Pour les principaux intéressés, en dépit de la rumeur selon laquelle l’ancienne première secrétaire aurait « topé » avec son successeur, l’accord semble moins évident. « Je confirmerai cela, ou pas, quand viendra l’heure du congrès. C’est-à-dire en février », évacue François Lamy, proche de la maire de Lille et « conseiller spécial » de Cambadélis à Solférino. D’autres secrétaires nationaux aubrystes sondés disent n’être « au courant de rien ». « Je ne vois pas comment certains “frondeurs” pourraient la suivre si cela arrivait, explique un proche de Benoît Hamon. Avec quelle perspective ? Être dans la même motion que Stéphane Le Foll et les proches de Manuel Valls ? »
À l’aile droite du parti, auto-défini « pôle des réformateurs », on se dit tout aussi circonspect. Réunis ce samedi à Strasbourg, autour du maire de Lyon Gérard Collomb, du ministre Jean-Marie Le Guen ou des parlementaires Nicole Bricq et Christophe Caresche, eux ont décidé de « s’engager dans le congrès » et de déposer leur propre contribution. « On veut faire en sorte de peser dans les débats avec un texte identitaire fort sur le droit du travail ou l’ouverture du parti (au centre) », explique Caresche, qui espère pouvoir rassembler dans ce pré-congrès « les rocardiens, les proches de Moscovici et ceux de Vincent Peillon ».

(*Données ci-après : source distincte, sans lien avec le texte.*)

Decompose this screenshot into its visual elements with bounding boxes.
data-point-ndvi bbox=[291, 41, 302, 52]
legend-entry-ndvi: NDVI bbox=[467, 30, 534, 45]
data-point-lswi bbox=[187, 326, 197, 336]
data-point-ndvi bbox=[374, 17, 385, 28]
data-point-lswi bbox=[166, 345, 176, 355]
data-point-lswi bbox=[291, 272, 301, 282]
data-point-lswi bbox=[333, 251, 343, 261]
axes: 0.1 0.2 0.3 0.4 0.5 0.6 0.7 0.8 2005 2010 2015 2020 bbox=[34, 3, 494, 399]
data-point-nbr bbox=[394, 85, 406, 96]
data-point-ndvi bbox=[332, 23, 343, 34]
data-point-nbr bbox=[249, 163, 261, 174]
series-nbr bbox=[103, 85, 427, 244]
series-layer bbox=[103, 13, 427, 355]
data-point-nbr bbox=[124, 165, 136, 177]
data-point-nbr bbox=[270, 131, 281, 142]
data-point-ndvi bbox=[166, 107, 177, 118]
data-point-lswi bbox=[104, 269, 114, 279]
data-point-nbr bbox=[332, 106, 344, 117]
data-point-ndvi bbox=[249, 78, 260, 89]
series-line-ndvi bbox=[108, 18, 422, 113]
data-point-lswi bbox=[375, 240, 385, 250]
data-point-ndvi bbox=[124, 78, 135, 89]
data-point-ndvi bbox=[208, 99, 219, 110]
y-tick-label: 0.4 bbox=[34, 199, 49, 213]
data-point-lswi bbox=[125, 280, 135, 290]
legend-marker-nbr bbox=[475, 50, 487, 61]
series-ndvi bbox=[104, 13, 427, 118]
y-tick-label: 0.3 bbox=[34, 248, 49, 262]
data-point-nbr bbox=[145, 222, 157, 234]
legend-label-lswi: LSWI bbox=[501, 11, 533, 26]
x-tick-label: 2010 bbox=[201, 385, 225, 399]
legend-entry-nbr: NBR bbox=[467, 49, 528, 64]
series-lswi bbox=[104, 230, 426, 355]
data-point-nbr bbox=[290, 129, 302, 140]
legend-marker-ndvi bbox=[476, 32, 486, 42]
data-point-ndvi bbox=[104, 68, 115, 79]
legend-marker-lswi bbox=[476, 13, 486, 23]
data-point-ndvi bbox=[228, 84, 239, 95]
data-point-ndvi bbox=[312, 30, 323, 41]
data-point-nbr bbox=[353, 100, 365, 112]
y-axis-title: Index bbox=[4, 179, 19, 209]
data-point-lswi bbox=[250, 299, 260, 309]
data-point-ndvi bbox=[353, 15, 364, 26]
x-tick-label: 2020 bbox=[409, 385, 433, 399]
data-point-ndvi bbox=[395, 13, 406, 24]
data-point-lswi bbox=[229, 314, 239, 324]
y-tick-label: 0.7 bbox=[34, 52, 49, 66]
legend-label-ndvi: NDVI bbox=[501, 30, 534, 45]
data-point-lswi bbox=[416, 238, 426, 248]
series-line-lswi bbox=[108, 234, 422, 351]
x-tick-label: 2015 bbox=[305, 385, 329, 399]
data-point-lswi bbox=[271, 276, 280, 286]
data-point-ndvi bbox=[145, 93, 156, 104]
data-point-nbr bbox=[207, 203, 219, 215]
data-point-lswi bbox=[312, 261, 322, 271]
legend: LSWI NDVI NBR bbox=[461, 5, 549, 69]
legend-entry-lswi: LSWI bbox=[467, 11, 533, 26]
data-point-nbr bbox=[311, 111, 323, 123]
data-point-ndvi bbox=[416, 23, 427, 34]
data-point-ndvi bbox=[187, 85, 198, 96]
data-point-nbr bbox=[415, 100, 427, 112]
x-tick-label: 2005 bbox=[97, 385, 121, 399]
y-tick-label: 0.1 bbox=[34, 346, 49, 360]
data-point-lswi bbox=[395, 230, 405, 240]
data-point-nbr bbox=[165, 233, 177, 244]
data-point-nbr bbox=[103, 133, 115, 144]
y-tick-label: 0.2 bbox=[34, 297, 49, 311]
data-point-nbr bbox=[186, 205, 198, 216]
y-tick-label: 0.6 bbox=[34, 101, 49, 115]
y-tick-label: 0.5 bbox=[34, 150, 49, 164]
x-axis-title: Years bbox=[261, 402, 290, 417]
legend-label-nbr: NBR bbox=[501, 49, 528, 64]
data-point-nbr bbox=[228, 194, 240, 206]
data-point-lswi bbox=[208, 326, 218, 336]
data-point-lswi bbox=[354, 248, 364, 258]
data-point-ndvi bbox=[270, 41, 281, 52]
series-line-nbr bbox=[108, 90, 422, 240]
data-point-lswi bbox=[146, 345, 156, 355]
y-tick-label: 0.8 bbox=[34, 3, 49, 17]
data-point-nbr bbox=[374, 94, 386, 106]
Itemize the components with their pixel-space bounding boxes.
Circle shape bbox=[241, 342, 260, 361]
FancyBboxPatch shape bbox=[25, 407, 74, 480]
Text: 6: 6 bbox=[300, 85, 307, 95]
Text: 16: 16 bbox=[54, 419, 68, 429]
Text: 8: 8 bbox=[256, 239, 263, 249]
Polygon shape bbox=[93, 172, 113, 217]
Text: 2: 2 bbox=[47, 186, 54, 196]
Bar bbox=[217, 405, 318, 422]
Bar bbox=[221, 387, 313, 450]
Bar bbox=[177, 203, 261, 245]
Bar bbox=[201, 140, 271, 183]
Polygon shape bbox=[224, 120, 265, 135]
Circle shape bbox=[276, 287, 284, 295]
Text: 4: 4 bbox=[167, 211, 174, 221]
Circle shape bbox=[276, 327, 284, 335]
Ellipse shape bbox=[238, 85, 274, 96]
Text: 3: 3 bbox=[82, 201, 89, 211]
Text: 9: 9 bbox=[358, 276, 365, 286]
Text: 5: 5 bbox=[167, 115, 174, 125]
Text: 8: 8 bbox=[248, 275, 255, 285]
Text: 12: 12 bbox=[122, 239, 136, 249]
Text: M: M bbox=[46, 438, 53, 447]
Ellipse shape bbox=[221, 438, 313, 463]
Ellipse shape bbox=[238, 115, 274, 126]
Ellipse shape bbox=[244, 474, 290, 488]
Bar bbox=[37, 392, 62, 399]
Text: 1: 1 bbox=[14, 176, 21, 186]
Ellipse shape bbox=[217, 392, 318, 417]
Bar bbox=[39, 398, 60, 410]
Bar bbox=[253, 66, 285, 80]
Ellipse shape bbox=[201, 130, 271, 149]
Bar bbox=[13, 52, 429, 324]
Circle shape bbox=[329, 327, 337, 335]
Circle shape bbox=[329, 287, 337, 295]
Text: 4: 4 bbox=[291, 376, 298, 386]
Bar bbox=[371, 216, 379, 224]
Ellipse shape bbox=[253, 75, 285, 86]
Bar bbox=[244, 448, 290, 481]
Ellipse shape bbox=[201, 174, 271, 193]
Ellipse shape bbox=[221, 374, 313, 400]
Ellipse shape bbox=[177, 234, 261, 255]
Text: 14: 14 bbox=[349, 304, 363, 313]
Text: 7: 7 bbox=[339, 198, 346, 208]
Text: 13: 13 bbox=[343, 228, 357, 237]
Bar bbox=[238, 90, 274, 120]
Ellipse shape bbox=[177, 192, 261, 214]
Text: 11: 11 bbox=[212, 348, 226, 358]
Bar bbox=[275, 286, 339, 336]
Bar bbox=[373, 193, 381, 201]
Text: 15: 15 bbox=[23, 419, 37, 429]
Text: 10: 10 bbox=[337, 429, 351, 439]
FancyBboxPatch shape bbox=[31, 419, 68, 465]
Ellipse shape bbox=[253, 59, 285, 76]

S’ils entendent « participer ensuite au rassemblement » et ne voient pas d’obstacle à se ranger derrière Cambadélis, les « réformateurs » craignent de retomber dans l’« unité de façade » et « les vieux réflexes qui font qu’une fois au pouvoir, on ne sait pas vraiment comment l’exercer », comme le résume Caresche. À ses yeux, « si le premier ministre n'a pas vocation à animer un courant, il est naturellement dans la majorité du parti ». Et d’estimer que « si c’est pour dire qu’il faut faire autrement, ça va poser problème ». Au risque de voir la mayonnaise tourner vinaigre.
BOITE NOIREJe me suis rendu à la réunion de « Vive la gauche », samedi, à Paris. Olivier Faure a été rencontré la semaine dernière. Christophe Caresche a été joint par téléphone, ce lundi, tout comme François Lamy et d'autres aubrystes.